France, which wants to withdraw the 300 troops it has stationed in Rwanda, has been working for several weeks to organize a U.N. operation to oversee peace accords signed August 4 in Arusha, Tanzania between the Rwandan government and the Rwandan Patriotic Front.
The U.N. peacekeeping force will be the third largest in Africa after the missions in Somalia and Mozambique. U.N. Secretary General Boutros Boutros-Ghali estimated the cost of the Rwandan mission at 62.6 million dollars for the first six months.
The Rwanda mission also marks the first time that such full details on the conditions and length of a mission have been spelled out before a vote is taken, mainly at the insistence of the United States following its experiences in Somalia, diplomats said.

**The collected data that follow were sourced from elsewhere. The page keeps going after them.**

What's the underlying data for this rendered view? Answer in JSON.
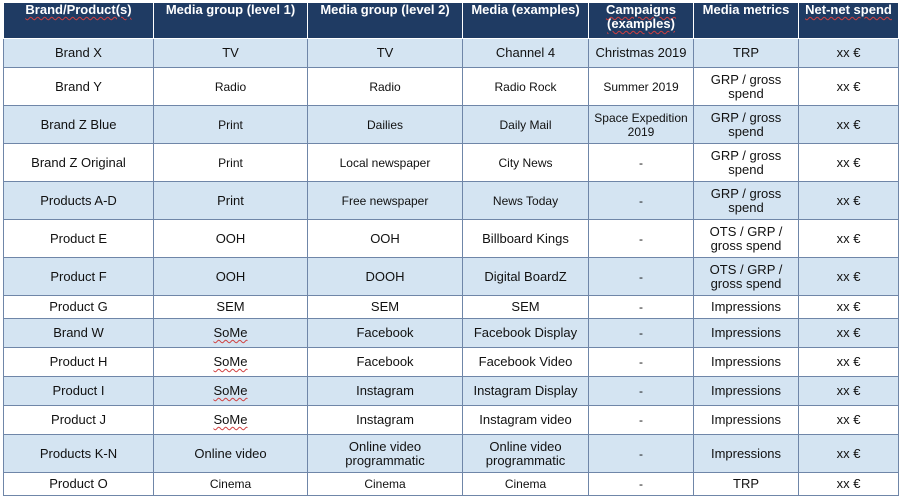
{
  "table": {
    "headers": [
      "Brand/Product(s)",
      "Media group (level 1)",
      "Media group (level 2)",
      "Media (examples)",
      "Campaigns (examples)",
      "Media metrics",
      "Net-net spend"
    ],
    "rows": [
      [
        "Brand X",
        "TV",
        "TV",
        "Channel 4",
        "Christmas 2019",
        "TRP",
        "xx €"
      ],
      [
        "Brand Y",
        "Radio",
        "Radio",
        "Radio Rock",
        "Summer 2019",
        "GRP / gross spend",
        "xx €"
      ],
      [
        "Brand Z Blue",
        "Print",
        "Dailies",
        "Daily Mail",
        "Space Expedition 2019",
        "GRP / gross spend",
        "xx €"
      ],
      [
        "Brand Z Original",
        "Print",
        "Local newspaper",
        "City News",
        "-",
        "GRP / gross spend",
        "xx €"
      ],
      [
        "Products A-D",
        "Print",
        "Free newspaper",
        "News Today",
        "-",
        "GRP / gross spend",
        "xx €"
      ],
      [
        "Product E",
        "OOH",
        "OOH",
        "Billboard Kings",
        "-",
        "OTS / GRP / gross spend",
        "xx €"
      ],
      [
        "Product F",
        "OOH",
        "DOOH",
        "Digital BoardZ",
        "-",
        "OTS / GRP / gross spend",
        "xx €"
      ],
      [
        "Product G",
        "SEM",
        "SEM",
        "SEM",
        "-",
        "Impressions",
        "xx €"
      ],
      [
        "Brand W",
        "SoMe",
        "Facebook",
        "Facebook Display",
        "-",
        "Impressions",
        "xx €"
      ],
      [
        "Product H",
        "SoMe",
        "Facebook",
        "Facebook Video",
        "-",
        "Impressions",
        "xx €"
      ],
      [
        "Product I",
        "SoMe",
        "Instagram",
        "Instagram Display",
        "-",
        "Impressions",
        "xx €"
      ],
      [
        "Product J",
        "SoMe",
        "Instagram",
        "Instagram video",
        "-",
        "Impressions",
        "xx €"
      ],
      [
        "Products K-N",
        "Online video",
        "Online video programmatic",
        "Online video programmatic",
        "-",
        "Impressions",
        "xx €"
      ],
      [
        "Product O",
        "Cinema",
        "Cinema",
        "Cinema",
        "-",
        "TRP",
        "xx €"
      ]
    ]
  }
}
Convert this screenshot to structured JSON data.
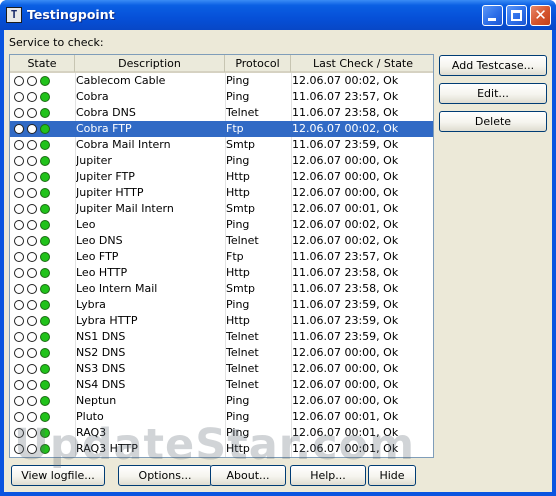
{
  "window": {
    "title": "Testingpoint",
    "icon_glyph": "T"
  },
  "label": "Service to check:",
  "columns": [
    "State",
    "Description",
    "Protocol",
    "Last Check / State"
  ],
  "selected_index": 3,
  "rows": [
    {
      "desc": "Cablecom Cable",
      "protocol": "Ping",
      "last": "12.06.07 00:02, Ok"
    },
    {
      "desc": "Cobra",
      "protocol": "Ping",
      "last": "11.06.07 23:57, Ok"
    },
    {
      "desc": "Cobra DNS",
      "protocol": "Telnet",
      "last": "11.06.07 23:58, Ok"
    },
    {
      "desc": "Cobra FTP",
      "protocol": "Ftp",
      "last": "12.06.07 00:02, Ok"
    },
    {
      "desc": "Cobra Mail Intern",
      "protocol": "Smtp",
      "last": "11.06.07 23:59, Ok"
    },
    {
      "desc": "Jupiter",
      "protocol": "Ping",
      "last": "12.06.07 00:00, Ok"
    },
    {
      "desc": "Jupiter FTP",
      "protocol": "Http",
      "last": "12.06.07 00:00, Ok"
    },
    {
      "desc": "Jupiter HTTP",
      "protocol": "Http",
      "last": "12.06.07 00:00, Ok"
    },
    {
      "desc": "Jupiter Mail Intern",
      "protocol": "Smtp",
      "last": "12.06.07 00:01, Ok"
    },
    {
      "desc": "Leo",
      "protocol": "Ping",
      "last": "12.06.07 00:02, Ok"
    },
    {
      "desc": "Leo DNS",
      "protocol": "Telnet",
      "last": "12.06.07 00:02, Ok"
    },
    {
      "desc": "Leo FTP",
      "protocol": "Ftp",
      "last": "11.06.07 23:57, Ok"
    },
    {
      "desc": "Leo HTTP",
      "protocol": "Http",
      "last": "11.06.07 23:58, Ok"
    },
    {
      "desc": "Leo Intern Mail",
      "protocol": "Smtp",
      "last": "11.06.07 23:58, Ok"
    },
    {
      "desc": "Lybra",
      "protocol": "Ping",
      "last": "11.06.07 23:59, Ok"
    },
    {
      "desc": "Lybra HTTP",
      "protocol": "Http",
      "last": "11.06.07 23:59, Ok"
    },
    {
      "desc": "NS1 DNS",
      "protocol": "Telnet",
      "last": "11.06.07 23:59, Ok"
    },
    {
      "desc": "NS2 DNS",
      "protocol": "Telnet",
      "last": "12.06.07 00:00, Ok"
    },
    {
      "desc": "NS3 DNS",
      "protocol": "Telnet",
      "last": "12.06.07 00:00, Ok"
    },
    {
      "desc": "NS4 DNS",
      "protocol": "Telnet",
      "last": "12.06.07 00:00, Ok"
    },
    {
      "desc": "Neptun",
      "protocol": "Ping",
      "last": "12.06.07 00:00, Ok"
    },
    {
      "desc": "Pluto",
      "protocol": "Ping",
      "last": "12.06.07 00:01, Ok"
    },
    {
      "desc": "RAQ3",
      "protocol": "Ping",
      "last": "12.06.07 00:01, Ok"
    },
    {
      "desc": "RAQ3 HTTP",
      "protocol": "Http",
      "last": "12.06.07 00:01, Ok"
    }
  ],
  "side_buttons": {
    "add": "Add Testcase...",
    "edit": "Edit...",
    "delete": "Delete"
  },
  "bottom_buttons": {
    "logfile": "View logfile...",
    "options": "Options...",
    "about": "About...",
    "help": "Help...",
    "hide": "Hide"
  },
  "watermark": "UpdateStar.com",
  "colors": {
    "titlebar": "#0a54e0",
    "selection": "#316ac5",
    "status_green": "#21c21b",
    "face": "#ece9d8"
  }
}
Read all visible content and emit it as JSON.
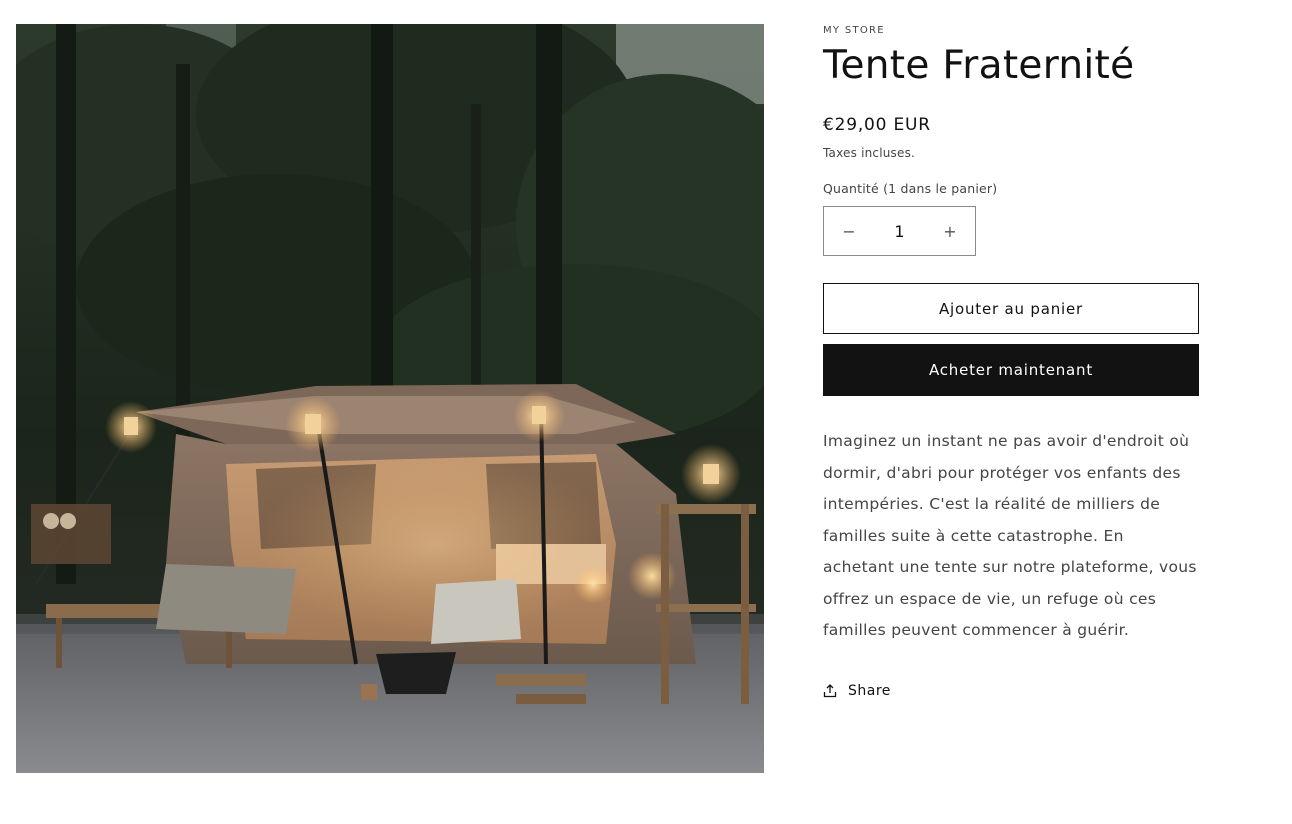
{
  "product": {
    "vendor": "MY STORE",
    "title": "Tente Fraternité",
    "price": "€29,00 EUR",
    "tax_note": "Taxes incluses.",
    "quantity_label": "Quantité (1 dans le panier)",
    "quantity_value": "1",
    "decrease_symbol": "−",
    "increase_symbol": "+",
    "add_to_cart_label": "Ajouter au panier",
    "buy_now_label": "Acheter maintenant",
    "description": "Imaginez un instant ne pas avoir d'endroit où dormir, d'abri pour protéger vos enfants des intempéries. C'est la réalité de milliers de familles suite à cette catastrophe. En achetant une tente sur notre plateforme, vous offrez un espace de vie, un refuge où ces familles peuvent commencer à guérir.",
    "share_label": "Share"
  },
  "icons": {
    "share": "share-icon",
    "minus": "minus-icon",
    "plus": "plus-icon"
  },
  "colors": {
    "primary": "#121212",
    "border": "#8a8a8a",
    "muted_text": "#444444"
  }
}
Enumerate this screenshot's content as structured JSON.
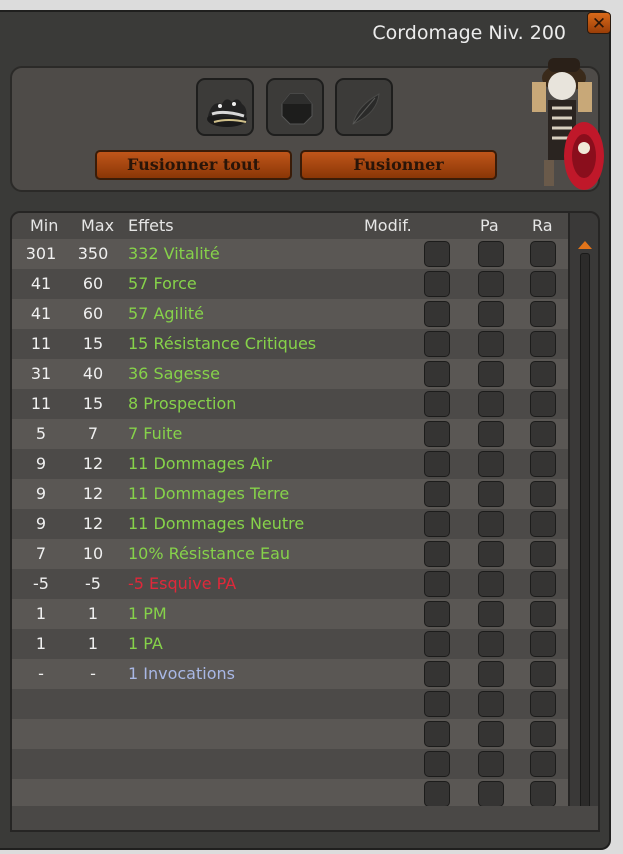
{
  "window": {
    "title": "Cordomage Niv. 200",
    "close_label": "✕"
  },
  "slots": [
    {
      "name": "boots-item-slot",
      "icon": "boots-icon"
    },
    {
      "name": "rune-slot",
      "icon": "hexagon-icon"
    },
    {
      "name": "feather-slot",
      "icon": "feather-icon"
    }
  ],
  "buttons": {
    "merge_all": "Fusionner tout",
    "merge": "Fusionner"
  },
  "table": {
    "headers": {
      "min": "Min",
      "max": "Max",
      "effects": "Effets",
      "modif": "Modif.",
      "pa": "Pa",
      "ra": "Ra"
    },
    "rows": [
      {
        "min": "301",
        "max": "350",
        "effect": "332 Vitalité",
        "color": "green"
      },
      {
        "min": "41",
        "max": "60",
        "effect": "57 Force",
        "color": "green"
      },
      {
        "min": "41",
        "max": "60",
        "effect": "57 Agilité",
        "color": "green"
      },
      {
        "min": "11",
        "max": "15",
        "effect": "15 Résistance Critiques",
        "color": "green"
      },
      {
        "min": "31",
        "max": "40",
        "effect": "36 Sagesse",
        "color": "green"
      },
      {
        "min": "11",
        "max": "15",
        "effect": "8 Prospection",
        "color": "green"
      },
      {
        "min": "5",
        "max": "7",
        "effect": "7 Fuite",
        "color": "green"
      },
      {
        "min": "9",
        "max": "12",
        "effect": "11 Dommages Air",
        "color": "green"
      },
      {
        "min": "9",
        "max": "12",
        "effect": "11 Dommages Terre",
        "color": "green"
      },
      {
        "min": "9",
        "max": "12",
        "effect": "11 Dommages Neutre",
        "color": "green"
      },
      {
        "min": "7",
        "max": "10",
        "effect": "10% Résistance Eau",
        "color": "green"
      },
      {
        "min": "-5",
        "max": "-5",
        "effect": "-5 Esquive PA",
        "color": "red"
      },
      {
        "min": "1",
        "max": "1",
        "effect": "1 PM",
        "color": "green"
      },
      {
        "min": "1",
        "max": "1",
        "effect": "1 PA",
        "color": "green"
      },
      {
        "min": "-",
        "max": "-",
        "effect": "1 Invocations",
        "color": "blue"
      },
      {
        "min": "",
        "max": "",
        "effect": "",
        "color": "green"
      },
      {
        "min": "",
        "max": "",
        "effect": "",
        "color": "green"
      },
      {
        "min": "",
        "max": "",
        "effect": "",
        "color": "green"
      },
      {
        "min": "",
        "max": "",
        "effect": "",
        "color": "green"
      }
    ]
  },
  "colors": {
    "green": "#86d24a",
    "red": "#e0283a",
    "blue": "#a9b8e6",
    "accent": "#e2741a"
  }
}
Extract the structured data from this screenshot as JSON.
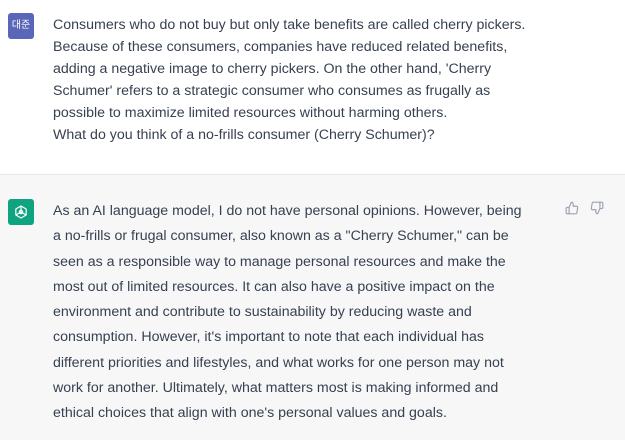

The resolution adopted unanimously Tuesday stresses that the U.N. force will be put in place only "at the request of the parties and under peaceful conditions with the full cooperation of all the parties."
It allows for an initial six-month mission but stipulates that it will be continued after the first three months only after the council reviews a report from the secretary general "as to whether or not substantive progress has been made towards the implementation of the Arusha Peace Agreement."
If all goes well and the mission is extended throughout the implementation of the peace accord, it will definitely end after national elections and the installation of a new government, expected by the end of 1995 at the latest.
A first contingent of U.N. troops would be deployed soon in the Rwandan capital Kigali for an initial six-month period to allow implementation of institutions involved in the transition.